All workers should be able to take paid sick time when they get the flu or need medical care, or when a child has a fever and needs to see a doctor. And yet a new series of fact sheets released today by the National Partnership puts into stark relief just how much access to paid sick days in this country still depends on where you live and the job you hold. It’s outrageous, and it means that millions of families face financial hardship and even job loss when illness strikes. That has real consequences for the health and well-being of our communities and economy.
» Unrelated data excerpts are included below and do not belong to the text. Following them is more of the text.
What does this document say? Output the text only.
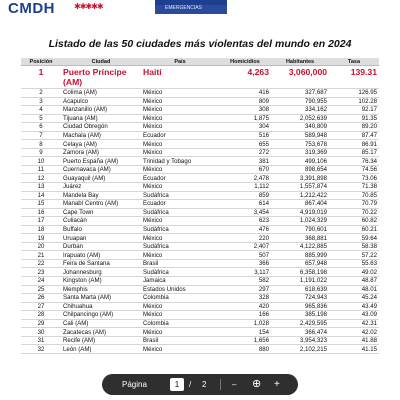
CMDH ✱✱✱✱✱	EMERGENCIAS
Listado de las 50 ciudades más violentas del mundo en 2024
Posición	Ciudad	País	Homicidios	Habitantes	Tasa
1	Puerto Príncipe (AM)	Haití	4,263	3,060,000	139.31
2	Colima (AM)	México	416	327,687	126.95
3	Acapulco	México	809	790,955	102.28
4	Manzanillo (AM)	México	308	334,162	92.17
5	Tijuana (AM)	México	1,875	2,052,639	91.35
6	Ciudad Obregón	México	304	340,809	89.20
7	Machala (AM)	Ecuador	516	589,948	87.47
8	Celaya (AM)	México	655	753,678	86.91
9	Zamora (AM)	México	272	319,369	85.17
10	Puerto España (AM)	Trinidad y Tobago	381	499,106	76.34
11	Cuernavaca (AM)	México	670	898,654	74.56
12	Guayaquil (AM)	Ecuador	2,478	3,391,898	73.06
13	Juárez	México	1,112	1,557,874	71.38
14	Mandela Bay	Sudáfrica	859	1,212,422	70.85
15	Manabí Centro (AM)	Ecuador	614	867,404	70.79
16	Cape Town	Sudáfrica	3,454	4,919,019	70.22
17	Culiacán	México	623	1,024,329	60.82
18	Buffalo	Sudáfrica	476	790,601	60.21
19	Uruapan	México	220	368,881	59.64
20	Durban	Sudáfrica	2,407	4,122,885	58.38
21	Irapuato (AM)	México	507	885,999	57.22
22	Feira de Santana	Brasil	366	657,948	55.63
23	Johannesburg	Sudáfrica	3,117	6,358,198	49.02
24	Kingston (AM)	Jamaica	582	1,191,022	48.87
25	Memphis	Estados Unidos	297	618,639	48.01
26	Santa Marta (AM)	Colombia	328	724,943	45.24
27	Chihuahua	México	420	965,836	43.49
28	Chilpancingo (AM)	México	166	385,198	43.09
29	Cali (AM)	Colombia	1,028	2,429,595	42.31
30	Zacatecas (AM)	México	154	366,474	42.02
31	Recife (AM)	Brasil	1,656	3,954,323	41.88
32	León (AM)	México	880	2,102,215	41.15
Página	1	/ 2	– ⊕ +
Twenty-four jurisdictions across the country now have, or will soon have, laws that guarantee workers the right to earn paid sick time. But, as we learned just last week, even though there has been some progress due to new laws and worker organizing, more than 43 million private sector workers still cannot earn paid sick days. That’s nearly 40 percent of the workforce – a number that has remained largely unchanged in recent years, despite the well-documented benefits of paid sick days and the fact that 85 percent of voters say they want employers to provide them.
Our new fact sheets focus on the individuals and industries most affected by the nation’s lack of a paid sick days standard, including children, restaurant workers and low-wage workers and their families. For the 41 states that do not yet have a state or municipal law, we paired state data released in May 2015 by the Institute for Women’s Policy Research and the National Partnership with the most recent data on the size of the populations most likely affected by the lack of paid sick days. For the District of Columbia and nine states that have a state or municipal paid sick days law, we summarized those laws and data on their effectiveness.
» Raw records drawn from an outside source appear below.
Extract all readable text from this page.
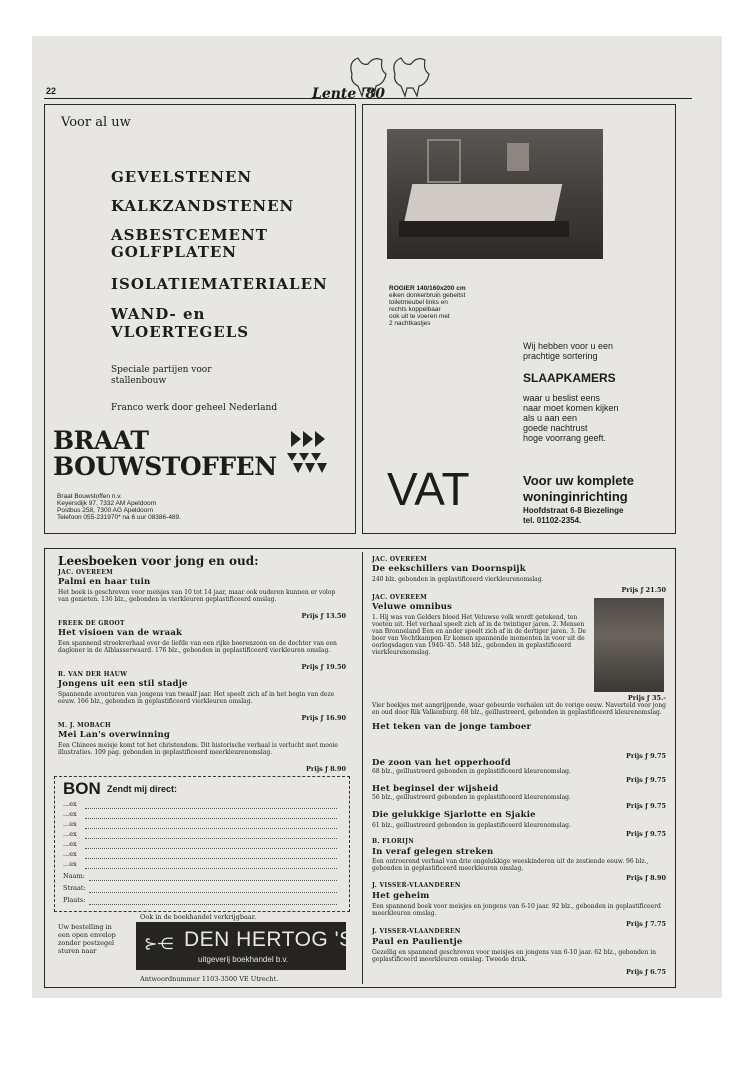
22	Lente '80
Voor al uw
GEVELSTENEN
KALKZANDSTENEN
ASBESTCEMENT
GOLFPLATEN
ISOLATIEMATERIALEN
WAND- en
VLOERTEGELS
Speciale partijen voor
stallenbouw
Franco werk door geheel Nederland
BRAAT
BOUWSTOFFEN
Braat Bouwstoffen n.v.
Keyersdijk 97, 7332 AM Apeldoorn
Postbus 258, 7300 AG Apeldoorn
Telefoon 055-231970* na 6 uur 08386-489.
ROGIER 140/160x200 cm
eiken donkerbruin gebeitst
toiletmeubel links en
rechts koppelbaar
ook uit te voeren met
2 nachtkastjes
Wij hebben voor u een
prachtige sortering
SLAAPKAMERS
waar u beslist eens
naar moet komen kijken
als u aan een
goede nachtrust
hoge voorrang geeft.
VAT	Voor uw komplete
woninginrichting
Hoofdstraat 6-8 Biezelinge
tel. 01102-2354.
Leesboeken voor jong en oud:
JAC. OVEREEM
Palmi en haar tuin
Het boek is geschreven voor meisjes van 10 tot 14 jaar, maar ook ouderen kunnen er volop van genieten. 136 blz., gebonden in vierkleuren geplastificeerd omslag.
Prijs ƒ 13.50
FREEK DE GROOT
Het visioen van de wraak
Een spannend streekverhaal over de liefde van een rijke boerenzoon en de dochter van een dagloner in de Alblasserwaard. 176 blz., gebonden in geplastificeerd vierkleuren omslag.
Prijs ƒ 19.50
R. VAN DER HAUW
Jongens uit een stil stadje
Spannende avonturen van jongens van twaalf jaar. Het speelt zich af in het begin van deze eeuw. 166 blz., gebonden in geplastificeerd vierkleuren omslag.
Prijs ƒ 16.90
M. J. MOBACH
Mei Lan's overwinning
Een Chinees meisje komt tot het christendom. Dit historische verhaal is verlucht met mooie illustraties. 109 pag. gebonden in geplastificeerd meerkleurenomslag.
Prijs ƒ 8.90
BON Zendt mij direct:
...ex
...ex
...ex
...ex
...ex
...ex
...ex
Naam:
Straat:
Plaats:
Ook in de boekhandel verkrijgbaar.
Uw bestelling in
een open envelop
zonder postzegel
sturen naar	⊱⋲ DEN HERTOG 'S
uitgeverij boekhandel b.v.
Antwoordnummer 1103-3500 VE Utrecht.
JAC. OVEREEM
De eekschillers van Doornspijk
240 blz. gebonden in geplastificeerd vierkleurenomslag.
Prijs ƒ 21.50
JAC. OVEREEM
Veluwe omnibus
1. Hij was van Gelders bloed Het Veluwse volk wordt getekend, ten voeten uit. Het verhaal speelt zich af in de twintiger jaren. 2. Mensen van Bronneland Een en ander speelt zich af in de dertiger jaren. 3. De boer van Vechtkampen Er komen spannende momenten in voor uit de oorlogsdagen van 1940-'45. 548 blz., gebonden in geplastificeerd vierkleurenomslag.
Prijs ƒ 35.-
Het teken van de jonge tamboer
Vier boekjes met aangrijpende, waar gebeurde verhalen uit de vorige eeuw. Naverteld voor jong en oud door Rik Valkenburg. 68 blz., geïllustreerd, gebonden in geplastificeerd kleurenomslag.
Prijs ƒ 9.75
De zoon van het opperhoofd
68 blz., geïllustreerd gebonden in geplastificeerd kleurenomslag.
Prijs ƒ 9.75
Het beginsel der wijsheid
56 blz., geïllustreerd gebonden in geplastificeerd kleurenomslag.
Prijs ƒ 9.75
Die gelukkige Sjarlotte en Sjakie
61 blz., geïllustreerd gebonden in geplastificeerd kleurenomslag.
Prijs ƒ 9.75
B. FLORIJN
In veraf gelegen streken
Een ontroerend verhaal van drie ongelukkige weeskinderen uit de zestiende eeuw. 96 blz., gebonden in geplastificeerd meerkleuren omslag.
Prijs ƒ 8.90
J. VISSER-VLAANDEREN
Het geheim
Een spannend boek voor meisjes en jongens van 6-10 jaar. 92 blz., gebonden in geplastificeerd meerkleuren omslag.
Prijs ƒ 7.75
J. VISSER-VLAANDEREN
Paul en Paulientje
Gezellig en spannend geschreven voor meisjes en jongens van 6-10 jaar. 62 blz., gebonden in geplastificeerd meerkleuren omslag. Tweede druk.
Prijs ƒ 6.75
Taken together, the fact sheets make a powerful case for paid sick days standards. In Colorado, more than 816,000 private sector workers cannot earn a single paid sick day. There are more than 660,000 restaurant workers in Florida, an industry in which 90 percent of workers nationally do not have paid sick days. Nearly 1.5 million Michigan children live in families in which all parents work, but often parents who do have paid sick days cannot use them to care for a child. And nearly 22 percent of jobs in Vermont are low wage and, therefore, unlikely to offer paid sick time.
These states are not special cases, and these numbers represent the struggles of real people. People like Jessica, an Illinois restaurant worker who says she has often worked sick because she couldn’t afford to take unpaid time off. People like Jennifer, a single mother in Texas who has to leave her son, who has chronic health issues, home alone when he gets sick because she can’t use paid sick time. And millions of other women and men, mothers and fathers, and children and caregivers who know firsthand what it is like to choose between your health or the health of your family and a job.
Stories like these and state and national level data make it painfully clear that employers and lawmakers are not acting quickly enough to establish the paid sick days standards workers and families across the country urgently want and need. Lawmakers at all levels, and especially in Congress, need to look closely at what is at stake for the country’s working families and its economy, and take action. The Healthy Families Act, which would establish a national paid sick days standard, is long overdue. It is past time for Congress to make it a high priority.